Salt Lake City -- It’s what fellow Mormons didn’t say that Ryan Freeman found most unnerving.
Freeman had left for his two-year LDS mission to St. Louis in January 2010, full of faith and hope. But returned a few months later suffering severe depression, anxiety and migraine headaches. His mission president was understanding and his family in Springville was supportive.
Only a few members made rude comments, but others –even once-close friends — avoided him.
“People don’t know how to talk to you,” Freeman said. “There’s so much silence.”
He felt pressure to “get better” and return to mission work, he said, so he worked at a Mormon temple and tried to live by mission rules.
Finally, as Freeman told his LDS bishop he was ready to return to his full-time mission, the young man broke down, sobbing. The bishop then helped the would-be missionary see that he still had health issues and that there were other ways he could share and serve his faith.
Not until that moment, he said, did he feel closure.
Freeman, like so many other “early-returning missionaries,” continued to be troubled, though, by feelings of failure.
That is no surprise, given the stigma typically associated with coming home before the allotted time. Many Mormons presume anyone returning early committed some serious sin, broke mission rules, just couldn’t cut it, or was “unworthy” to wear the badge in some other way.
Mormon missions are often described as “the best two years.” Many who serve talk about spiritual highs, miracles, faith-building and mind-expanding experiences. Former missionaries rarely detail how tough the work can be, how rigorous, how stressful.
Few enter the mission field anticipating anything but a life-changing, positive experience.
The percentage of young Mormon missionaries who come home early for health reasons has remained fairly consistent — about 1.5 percent — during the past two decades, according to sources in the church’s Missionary Department.
But the number of LDS missionaries has skyrocketed in the past year, thanks to the lower age of service (18 for men, 19 for women), soaring from 58,500 in October 2012 to more than 82,000 today.
That means about 1,200 missionaries may find themselves in the “early returnee” category, beset by physical and mental health problems that immobilize them and destroy their plans.
Suddenly, “the best two years” can become the “worst three months.”
High-level LDS leaders in Salt Lake City are aware of the challenges and have created an elaborate system for helping missionaries and their families cope.

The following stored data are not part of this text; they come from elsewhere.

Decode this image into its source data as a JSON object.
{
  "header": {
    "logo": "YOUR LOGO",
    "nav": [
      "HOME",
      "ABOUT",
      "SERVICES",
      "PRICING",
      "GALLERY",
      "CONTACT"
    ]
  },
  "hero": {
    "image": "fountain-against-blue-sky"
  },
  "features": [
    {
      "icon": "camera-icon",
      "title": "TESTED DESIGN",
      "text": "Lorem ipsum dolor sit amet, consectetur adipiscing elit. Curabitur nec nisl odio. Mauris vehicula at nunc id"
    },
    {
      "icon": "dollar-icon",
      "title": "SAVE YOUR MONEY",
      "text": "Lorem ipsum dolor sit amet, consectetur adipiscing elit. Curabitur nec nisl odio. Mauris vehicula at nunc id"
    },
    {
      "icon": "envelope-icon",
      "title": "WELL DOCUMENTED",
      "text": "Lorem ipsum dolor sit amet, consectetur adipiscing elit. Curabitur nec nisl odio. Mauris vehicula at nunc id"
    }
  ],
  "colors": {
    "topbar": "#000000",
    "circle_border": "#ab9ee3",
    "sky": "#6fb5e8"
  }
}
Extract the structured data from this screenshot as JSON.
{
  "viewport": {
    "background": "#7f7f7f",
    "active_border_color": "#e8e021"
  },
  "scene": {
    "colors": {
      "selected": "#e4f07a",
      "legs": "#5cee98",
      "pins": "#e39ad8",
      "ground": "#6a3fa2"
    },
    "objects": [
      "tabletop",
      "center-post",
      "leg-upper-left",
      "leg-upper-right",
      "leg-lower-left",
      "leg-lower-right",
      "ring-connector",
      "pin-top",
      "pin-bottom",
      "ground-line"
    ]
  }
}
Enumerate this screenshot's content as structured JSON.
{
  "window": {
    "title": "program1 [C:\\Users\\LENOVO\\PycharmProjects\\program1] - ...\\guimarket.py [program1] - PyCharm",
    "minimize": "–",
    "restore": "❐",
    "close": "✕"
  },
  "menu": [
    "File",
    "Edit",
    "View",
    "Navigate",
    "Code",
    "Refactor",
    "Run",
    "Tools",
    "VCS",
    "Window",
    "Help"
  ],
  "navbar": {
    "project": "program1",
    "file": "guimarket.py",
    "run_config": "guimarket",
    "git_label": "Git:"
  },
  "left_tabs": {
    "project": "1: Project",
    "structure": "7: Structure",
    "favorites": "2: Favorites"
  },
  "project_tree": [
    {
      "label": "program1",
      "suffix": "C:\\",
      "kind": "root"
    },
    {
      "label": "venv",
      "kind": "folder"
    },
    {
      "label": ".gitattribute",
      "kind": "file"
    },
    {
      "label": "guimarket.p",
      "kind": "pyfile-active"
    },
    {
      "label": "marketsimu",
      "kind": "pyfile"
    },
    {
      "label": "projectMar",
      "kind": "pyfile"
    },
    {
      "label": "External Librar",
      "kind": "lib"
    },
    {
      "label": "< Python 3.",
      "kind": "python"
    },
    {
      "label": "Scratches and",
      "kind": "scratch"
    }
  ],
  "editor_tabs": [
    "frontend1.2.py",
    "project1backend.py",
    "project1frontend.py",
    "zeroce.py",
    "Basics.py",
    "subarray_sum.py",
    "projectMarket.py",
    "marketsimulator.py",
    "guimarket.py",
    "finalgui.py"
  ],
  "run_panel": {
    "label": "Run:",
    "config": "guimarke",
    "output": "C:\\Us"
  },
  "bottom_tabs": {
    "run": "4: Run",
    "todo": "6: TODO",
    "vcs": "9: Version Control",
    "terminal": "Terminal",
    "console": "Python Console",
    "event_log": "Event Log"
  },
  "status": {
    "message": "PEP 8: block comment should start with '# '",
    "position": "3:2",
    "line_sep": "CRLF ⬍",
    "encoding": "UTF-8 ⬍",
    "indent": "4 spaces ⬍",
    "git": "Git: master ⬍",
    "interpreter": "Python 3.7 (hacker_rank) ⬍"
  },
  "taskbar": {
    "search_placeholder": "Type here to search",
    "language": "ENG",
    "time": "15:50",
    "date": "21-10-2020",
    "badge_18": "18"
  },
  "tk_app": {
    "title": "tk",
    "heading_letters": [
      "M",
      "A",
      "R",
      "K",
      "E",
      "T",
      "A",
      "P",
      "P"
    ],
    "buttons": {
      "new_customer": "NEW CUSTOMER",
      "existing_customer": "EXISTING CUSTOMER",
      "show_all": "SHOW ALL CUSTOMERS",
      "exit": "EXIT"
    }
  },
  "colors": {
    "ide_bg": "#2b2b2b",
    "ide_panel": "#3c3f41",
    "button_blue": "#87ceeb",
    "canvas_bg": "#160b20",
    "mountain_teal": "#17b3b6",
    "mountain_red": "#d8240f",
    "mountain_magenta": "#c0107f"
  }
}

They just published a candid pamphlet called, “Adjusting to Missionary Life,” which lays out some of the challenges young people will face.
They created a team of doctors and psychologists to follow early-returning missionaries’ progress at home and to advise parents, families and ward members on how to treat their loved ones.
Several Mormon psychologists and psychiatrists also have begun studying the effects of early returns and counseling families on how best to help restore their children’s confidence.
At the same time, Freeman and his friend, Drew Botcherby, have been sharing their experiences, reaching out to those who feel ashamed and unwelcome. They launched website, sickrms.com, and solicited stories and responses from 612 missionaries who either came home early or, like Botcherby, faced debilitating health problems on their missions.
“Missions are hard,” said Richard Ferre, a psychiatrist who works with the Utah-based faith’s Missionary Department. “There are better ways to cope than to hide illness or to presume [those who come home early] lack faith.”
Ferre applauded the efforts of Freeman and his group.
Early returnees are no longer voiceless, the psychiatrist said. “That’s an incredible step — and the only way to take the shame out of it.”
In the 1990s, the LDS Church began to “raise the bar” on missionary standards. That push included better screening to find out if young people might be at risk for physical or mental illness.
Applicants with a history of depression still can go on missions as long as they are stable on medication.
Candidates with limited abilities can serve alternative missions, perhaps an online assignment or gardening on downtown Salt Lake City’s Temple Square.
Many young missionaries, though, have no history and show no signs of mental illness until they arrive in their assigned locations and undergo the rigors of missionary life.
LDS leaders have divided the world into regions, each with a full-time medical missionary (a trained physician) and a full-time mental health professional.
There are no blanket rules about when to send a missionary home for a health crisis, explained Gregory Schwitzer, a physician who oversees missionary health. Every case is different, save for missionaries who express suicidal thoughts.
“We can’t deal with it in the field,” Schwitzer said. “We have to send them home. That’s an absolute.”
Leaders have to determine what the impact of depression, for example, will be on the missionary’s ability to work (every day starts at 6:30 a.m. goes until 10:30 p.m.), on the relationship with an assigned “companion” and on the whole group (there are about 200 missionaries in each of the 405 Mormon missions around the world).
No decision is made lightly or by ecclesiastical fiat, Schwitzer said. A mission president and his wife consult with the area medical or mental health adviser, then with the missionary’s LDS stake president and bishop, and, of course, the missionary’s parents.
Once the decision is made to send a missionary home, the church’s Returned Missionary Support System kicks into gear, he says. Some 60 to 70 physicians, capable of dealing with physical and mental health challenges, are on call to help the missionaries deal with their problems and re-enter home life.